Film and video create life on the screen. For me as a writer when the ideas for a story come to mind they often start off with an image and build from there. The cinematographer translates these imagined images into something we can see and enjoy.
The image of Neha on the phone in the city was the forming visual for the story of My Husband. She is so in love and so happy but then . . . The images of Julie and her trolley and Kalyan playing a harmonica with a plastic lei around his neck were the other visual building blocks for the story. In After Eight my first short film the forming image was the circular doorway of Veludo Bar on Acland Street at night, where Cathy enters and Ray leaves.
After the final version of the script for My Husband was ready it was time to prepare the shot list and the story board. Part of this process was learning about which shots worked and which shots didn’t. Every shot had its own perspective and resonance but each also had to flow and connect with the shot before and the one that follows.
Working with cinematographer Chandra Mandanagopal was a valued experience. My Husband was shot on a Sony A55 camera which was great for capturing the movement and energy of Neha running through Melbourne’s CBD. The compact size and light weight also made it possible to film on a Swanston Street tram on a busy Friday afternoon. The problem is that when you are using such cameras the end results don’t always look so great, particularly when projected at film nights. One of the key challenges for a new director is to understand where to spend money when budgets are tiny or non existent. At Festivals people will tell you that it is the content is what they are looking for and that the technical look and feel doesn’t matter if the content is good. However I’ve discovered that there is a baseline and there are curators that select on form over quality of content. Make sure when you are making your short digital production that you understand what that baseline is and that you understand the strengths and weaknesses of the equipment your creative team is using.
The process we used for refining the shot list was physically walking through all the shots and camera positions. Chandra was able to find exactly the shot I was hoping for and was often able to find new shots that gave perspective and beauty to the overall scene. Zev contributed shots like the opening view of Flinders Street Station and the jib sequence where the camera pans past the Indian ornaments to Kalyan on the sofa with his tea, his laptop and the Slater Field Guide to Australian Birds.
Working through the shots before filming help to refine and improve the shot list and saved time on set.The lighting plan prepared by Stewart was also critical for the internal scenes.
Viewing lots of running (Run Lola Run was great for this) and tennis footage helped to work out the flow of those sequences.
The experienced crew really helped.

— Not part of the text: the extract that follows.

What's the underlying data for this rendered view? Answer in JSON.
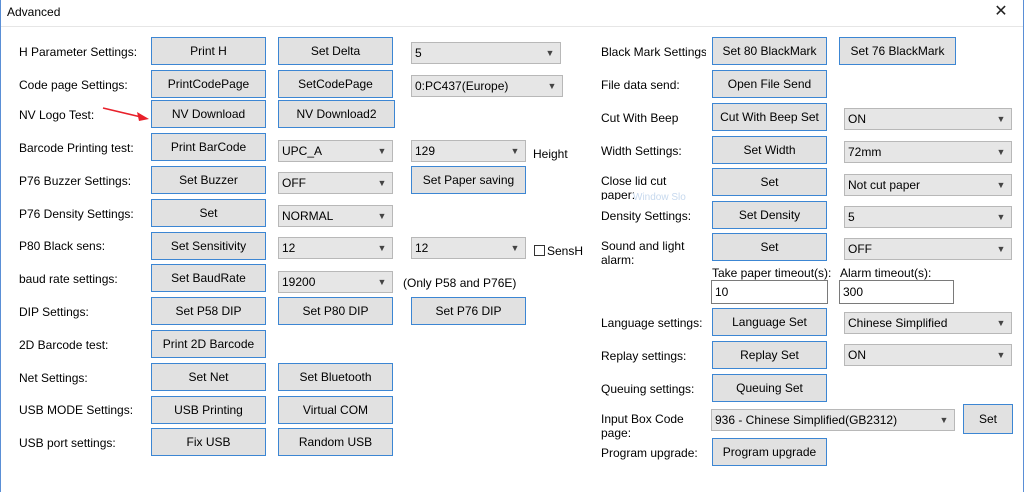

Cameron, the Action Director, gave many useful suggestions for filming the tripping scene. Corey helped me to understand the film saving value of the long take and Stewart’s contribution to the lighting and the visuals was considerable.
The first two days of filming went well and we were able to mostly stay on track and film at a range of locations. After a long third day on set we had to cut some of the variations out of the shot list for our final scenes. This was partly due to the time it took to set up the jib early in the day. Chandra worked quickly and was economical with shots, ensuring we had the key shots we needed to finish the film.
Thank you Chandra, and all the cast and crew for bringing My Husband to life. I hope to work with many of you again on future projects.